En época más reciente se creó la Sociedad Protectora de la Balesquida, que así se llama también a la fiesta, encargada de organizar los actos, entre los que destaca la entrega del bollo (relleno de chorizo) y una botella de vino a los cofrades. La costumbre -que a mí me recuerda en cierto modo al Lunes de Aguas salmantino y su hornazo- es comer el bollo en el campo con amigos y familiares.

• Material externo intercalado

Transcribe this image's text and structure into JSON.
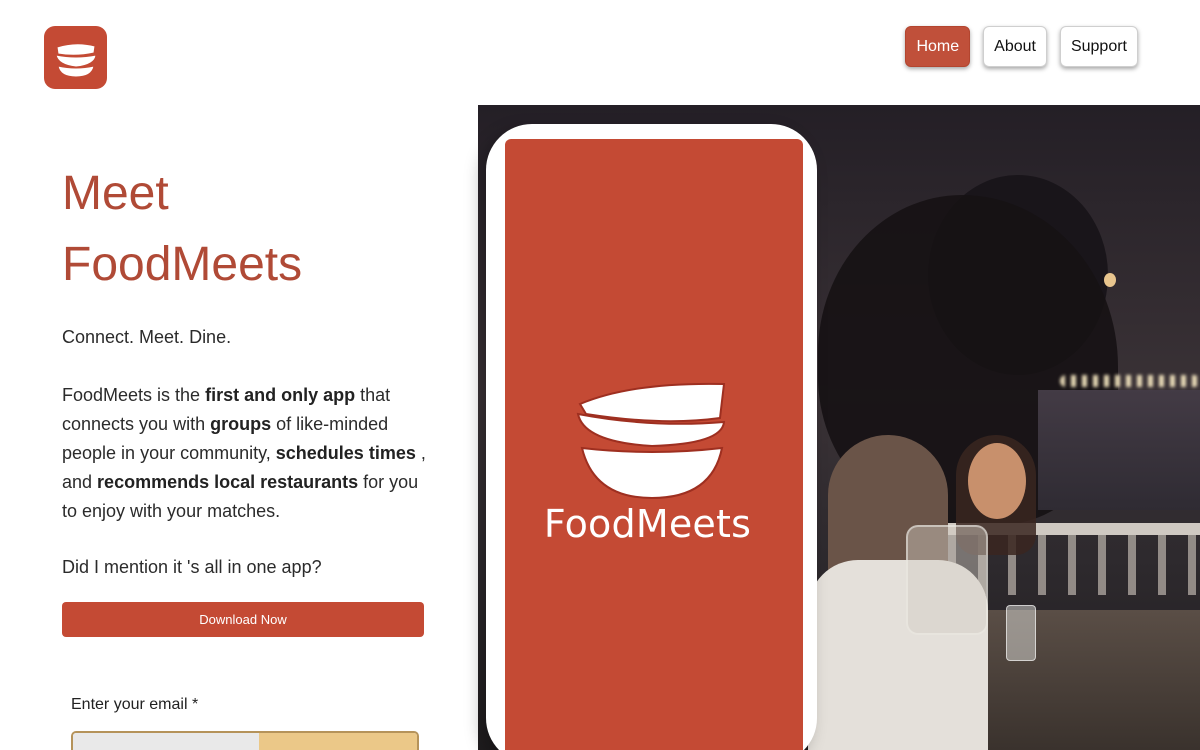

El caso es que a nosotros lo del bollo no nos va mucho y solemos aprovechar el día de fiesta para hacer alguna excursión. La que más repetimos es a Avilés, porque allí vivimos de recién casados casi dos años y ya sabéis que el criminal siempre vuelve al lugar del crimen. Comimos, aprovechamos para hacer compras y apuramos hasta bien entrada la tarde a pasear por esas calles que conocemos bien.

Pero hoy hubo sorpresa. Aroa mataría por tener en casa un perro, un gato, un conejo, en fin, cualquier bicho viviente. Y por más que lo ha intentado no nos convence ni a su madre ni a mí. Así que mientras comíamos surgió la conversación, porque teníamos pendiente su regalo de cumpleaños, que recordaréis que nos pilló confinados. Y como en la vida hay que saber ceder, llegamos a un trato. 

Perro no, porque su hermana mayor les tiene pánico y aparte, ya sé yo a quien le iba a tocar sacarlo. Gato tampoco, que bastante tenemos ya en casa como para preocuparnos de otro "hijo" más. El resto de especies -roedores, reptiles- directamente descartados. Ahora, una pecera pequeña, que no da olores, ni ruidos, sería negociable. Y la pobre, más buena no puede ser, se ha puesto tan contenta y ya no veía el momento de ir a la tienda.

Y claro, un pez solo no, angelico mío todo el día dando vueltas a él solo. Así que ampliamos a dos, que David dijo que él se encargaba. Y ya metidos en harina, Leire decidió que ella también se apuntaba y quería otro. Resumiendo, que salimos cinco de casa y hemos vuelto ocho. Y ahora tengo una pecera en el salón que no me hace mucha gracia, la verdad. 

Pero vale la pena sólo por ver sus caras de ilusión. Y la de los niños, también.